Biomarkers of senescence in non-human primate adipose depots relate to aging
Kavanagh, K and Sherrill, C and Ruggiero, A and Block, M and Vemuri, R and Davis, M and Olivier, A, Biomarkers of senescence in non-human primate adipose depots relate to aging, GeroScience, 43, (1) pp. 343-352. ISSN 2509-2715 (2021) [Refereed Article]

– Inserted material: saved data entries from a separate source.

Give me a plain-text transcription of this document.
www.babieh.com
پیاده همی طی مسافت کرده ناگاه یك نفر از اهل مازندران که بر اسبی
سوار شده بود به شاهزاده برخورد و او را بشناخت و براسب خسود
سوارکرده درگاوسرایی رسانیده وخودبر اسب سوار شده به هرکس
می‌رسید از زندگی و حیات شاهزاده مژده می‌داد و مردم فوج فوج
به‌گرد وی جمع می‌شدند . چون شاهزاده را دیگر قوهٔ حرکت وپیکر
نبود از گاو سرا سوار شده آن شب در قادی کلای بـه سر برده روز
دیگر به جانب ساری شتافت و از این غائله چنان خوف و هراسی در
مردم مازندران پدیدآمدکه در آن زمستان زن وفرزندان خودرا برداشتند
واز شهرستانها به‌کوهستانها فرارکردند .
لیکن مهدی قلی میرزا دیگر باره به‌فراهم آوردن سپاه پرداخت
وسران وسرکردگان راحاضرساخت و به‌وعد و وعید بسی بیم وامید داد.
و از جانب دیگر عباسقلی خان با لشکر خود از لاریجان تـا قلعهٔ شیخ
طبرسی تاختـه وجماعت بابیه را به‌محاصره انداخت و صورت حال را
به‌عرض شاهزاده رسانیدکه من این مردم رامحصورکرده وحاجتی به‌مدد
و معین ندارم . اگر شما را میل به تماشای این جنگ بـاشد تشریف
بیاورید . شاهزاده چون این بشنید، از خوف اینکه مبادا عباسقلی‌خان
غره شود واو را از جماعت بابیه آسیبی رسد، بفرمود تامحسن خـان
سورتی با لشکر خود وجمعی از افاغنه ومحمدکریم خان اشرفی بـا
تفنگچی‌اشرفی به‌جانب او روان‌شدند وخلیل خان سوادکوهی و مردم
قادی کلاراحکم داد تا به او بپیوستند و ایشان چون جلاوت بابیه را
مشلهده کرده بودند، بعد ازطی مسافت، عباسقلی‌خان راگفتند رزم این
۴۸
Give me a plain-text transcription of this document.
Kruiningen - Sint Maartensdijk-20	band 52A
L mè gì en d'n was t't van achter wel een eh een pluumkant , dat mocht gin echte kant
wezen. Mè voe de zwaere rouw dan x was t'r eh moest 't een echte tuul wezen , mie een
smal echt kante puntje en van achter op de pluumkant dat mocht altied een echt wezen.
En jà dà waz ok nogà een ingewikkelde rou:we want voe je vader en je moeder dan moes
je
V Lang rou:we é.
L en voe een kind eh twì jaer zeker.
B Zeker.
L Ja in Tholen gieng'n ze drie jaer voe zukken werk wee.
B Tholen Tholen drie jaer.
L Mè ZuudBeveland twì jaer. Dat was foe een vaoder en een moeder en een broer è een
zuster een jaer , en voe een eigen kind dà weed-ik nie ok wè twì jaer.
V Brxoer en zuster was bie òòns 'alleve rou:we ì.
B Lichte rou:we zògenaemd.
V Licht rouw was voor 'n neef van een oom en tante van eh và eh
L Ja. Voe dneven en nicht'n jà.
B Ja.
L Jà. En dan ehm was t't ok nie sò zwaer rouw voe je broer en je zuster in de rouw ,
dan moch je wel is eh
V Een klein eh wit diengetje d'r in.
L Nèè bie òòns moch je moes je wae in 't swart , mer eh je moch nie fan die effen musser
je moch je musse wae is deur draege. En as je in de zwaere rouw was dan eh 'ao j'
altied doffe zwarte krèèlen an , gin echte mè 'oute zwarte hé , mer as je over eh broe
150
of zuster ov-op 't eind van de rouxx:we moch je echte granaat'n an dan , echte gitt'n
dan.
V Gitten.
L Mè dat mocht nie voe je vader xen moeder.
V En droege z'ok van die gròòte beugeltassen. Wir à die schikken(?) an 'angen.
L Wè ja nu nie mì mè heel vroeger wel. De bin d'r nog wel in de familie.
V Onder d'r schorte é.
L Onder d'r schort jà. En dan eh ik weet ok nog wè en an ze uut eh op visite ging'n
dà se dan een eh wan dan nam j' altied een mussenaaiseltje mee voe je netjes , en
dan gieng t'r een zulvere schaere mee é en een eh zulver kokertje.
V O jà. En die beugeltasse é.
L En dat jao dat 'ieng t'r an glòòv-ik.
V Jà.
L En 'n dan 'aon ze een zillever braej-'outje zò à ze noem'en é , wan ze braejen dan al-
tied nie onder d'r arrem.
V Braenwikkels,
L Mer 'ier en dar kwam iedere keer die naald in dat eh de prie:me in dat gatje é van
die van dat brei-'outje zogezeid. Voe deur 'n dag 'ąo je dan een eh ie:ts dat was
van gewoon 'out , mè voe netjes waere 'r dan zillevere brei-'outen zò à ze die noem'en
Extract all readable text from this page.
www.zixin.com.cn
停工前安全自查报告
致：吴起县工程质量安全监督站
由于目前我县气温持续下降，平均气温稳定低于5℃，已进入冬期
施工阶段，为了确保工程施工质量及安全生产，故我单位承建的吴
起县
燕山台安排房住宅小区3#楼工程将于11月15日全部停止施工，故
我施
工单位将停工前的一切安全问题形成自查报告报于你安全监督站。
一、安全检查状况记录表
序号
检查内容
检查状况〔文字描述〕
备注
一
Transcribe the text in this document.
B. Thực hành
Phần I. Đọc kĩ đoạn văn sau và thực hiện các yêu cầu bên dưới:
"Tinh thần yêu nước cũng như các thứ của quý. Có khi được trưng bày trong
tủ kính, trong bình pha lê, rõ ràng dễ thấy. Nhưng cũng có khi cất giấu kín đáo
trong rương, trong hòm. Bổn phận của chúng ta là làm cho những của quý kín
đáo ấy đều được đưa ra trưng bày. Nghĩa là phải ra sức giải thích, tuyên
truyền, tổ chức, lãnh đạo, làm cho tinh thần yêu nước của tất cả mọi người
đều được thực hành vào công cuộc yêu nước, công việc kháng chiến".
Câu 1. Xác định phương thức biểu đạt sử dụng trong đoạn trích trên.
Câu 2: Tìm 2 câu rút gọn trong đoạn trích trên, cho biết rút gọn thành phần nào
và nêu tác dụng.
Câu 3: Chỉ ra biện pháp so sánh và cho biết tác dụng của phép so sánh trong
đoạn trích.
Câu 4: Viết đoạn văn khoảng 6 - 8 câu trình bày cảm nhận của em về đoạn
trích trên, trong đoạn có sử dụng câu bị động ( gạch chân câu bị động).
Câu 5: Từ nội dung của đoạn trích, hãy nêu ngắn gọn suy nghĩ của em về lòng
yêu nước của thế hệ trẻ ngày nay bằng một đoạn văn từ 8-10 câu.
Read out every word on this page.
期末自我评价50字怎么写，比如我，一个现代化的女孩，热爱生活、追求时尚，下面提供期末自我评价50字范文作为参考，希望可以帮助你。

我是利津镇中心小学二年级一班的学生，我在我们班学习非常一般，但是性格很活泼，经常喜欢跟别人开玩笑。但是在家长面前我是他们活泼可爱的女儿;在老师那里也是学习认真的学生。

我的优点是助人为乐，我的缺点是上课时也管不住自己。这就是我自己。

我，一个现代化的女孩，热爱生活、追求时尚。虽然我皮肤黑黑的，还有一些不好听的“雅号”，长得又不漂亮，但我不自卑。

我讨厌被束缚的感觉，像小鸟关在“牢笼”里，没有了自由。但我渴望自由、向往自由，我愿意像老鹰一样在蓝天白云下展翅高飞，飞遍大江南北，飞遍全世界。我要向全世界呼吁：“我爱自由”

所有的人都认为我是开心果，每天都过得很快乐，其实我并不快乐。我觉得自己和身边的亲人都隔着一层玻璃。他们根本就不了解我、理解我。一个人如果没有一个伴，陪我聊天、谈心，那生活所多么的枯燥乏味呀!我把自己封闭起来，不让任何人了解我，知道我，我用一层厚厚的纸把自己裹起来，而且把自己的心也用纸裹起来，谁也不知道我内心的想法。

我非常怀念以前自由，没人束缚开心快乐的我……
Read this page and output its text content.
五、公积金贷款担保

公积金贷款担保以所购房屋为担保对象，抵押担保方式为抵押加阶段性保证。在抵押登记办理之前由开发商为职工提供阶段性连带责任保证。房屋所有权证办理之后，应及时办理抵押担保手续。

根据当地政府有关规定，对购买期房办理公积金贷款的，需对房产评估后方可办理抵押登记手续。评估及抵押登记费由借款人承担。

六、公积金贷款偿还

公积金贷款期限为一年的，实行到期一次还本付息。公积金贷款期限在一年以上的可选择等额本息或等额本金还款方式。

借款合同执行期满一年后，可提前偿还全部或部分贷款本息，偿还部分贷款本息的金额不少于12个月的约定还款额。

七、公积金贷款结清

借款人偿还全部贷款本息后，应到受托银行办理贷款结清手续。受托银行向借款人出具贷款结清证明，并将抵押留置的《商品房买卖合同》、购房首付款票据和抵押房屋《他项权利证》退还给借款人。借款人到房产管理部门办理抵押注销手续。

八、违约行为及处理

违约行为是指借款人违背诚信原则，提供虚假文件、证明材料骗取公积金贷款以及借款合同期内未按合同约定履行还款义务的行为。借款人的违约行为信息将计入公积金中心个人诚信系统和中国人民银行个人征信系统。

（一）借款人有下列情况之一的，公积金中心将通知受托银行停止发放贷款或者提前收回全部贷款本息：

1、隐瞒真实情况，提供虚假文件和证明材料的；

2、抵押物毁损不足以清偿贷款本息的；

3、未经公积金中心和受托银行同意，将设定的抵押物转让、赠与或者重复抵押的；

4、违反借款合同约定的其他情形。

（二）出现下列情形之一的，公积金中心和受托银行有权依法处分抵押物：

Forty-three female African green monkeys (Chlorocebus aethiops sabaeus) were selected to represent young adult to advanced geriatric ages (7-24 years) to exhibit a wide range of obesity status (8-53% body fat) and diverse metabolic syndrome criteria such as diabetes, dyslipidemia, and hypertension. Subcutaneous and visceral adipose tissues were collected and evaluated for the presence of senescence cells in both whole tissue and single-cell isolates from subcutaneous sources, utilizing senescence-associated β-galactosidase (SAβ-gal) staining. Plasma samples were analyzed for selected metabolic and inflammatory biomarkers related to the senescence-associated secretory profile. Our results indicated that tissue staining scores did not differ between subcutaneous and intra-abdominal visceral depots and were highly related within individuals. Tissue staining was significantly associated with chronological age; however, no associations with fatness or metabolic syndrome criteria were observed. Associations with age were unchanged when obesity status was included in regression models. Isolated cell staining did positively relate to age but not tissue staining, suggesting some of the SAβ-gal-positive cells were stromal vascular cells or small adipocytes, but that mature large adipocytes, filtered out in the cell isolation process, are also likely to exhibit positive SAβ-gal staining. Plasminogen activator inhibitor-1 (PAI-1) concentration in circulation was the sole inflammation-related biomarker that positively associated with age and is considered to be a marker of senescent cell burden. Our study is the largest, most comprehensive assessment of adipose SAβ-gal staining in a relevant animal model of human aging, and confirms that this senescence-associated biomarker specifically indicates an age-related process.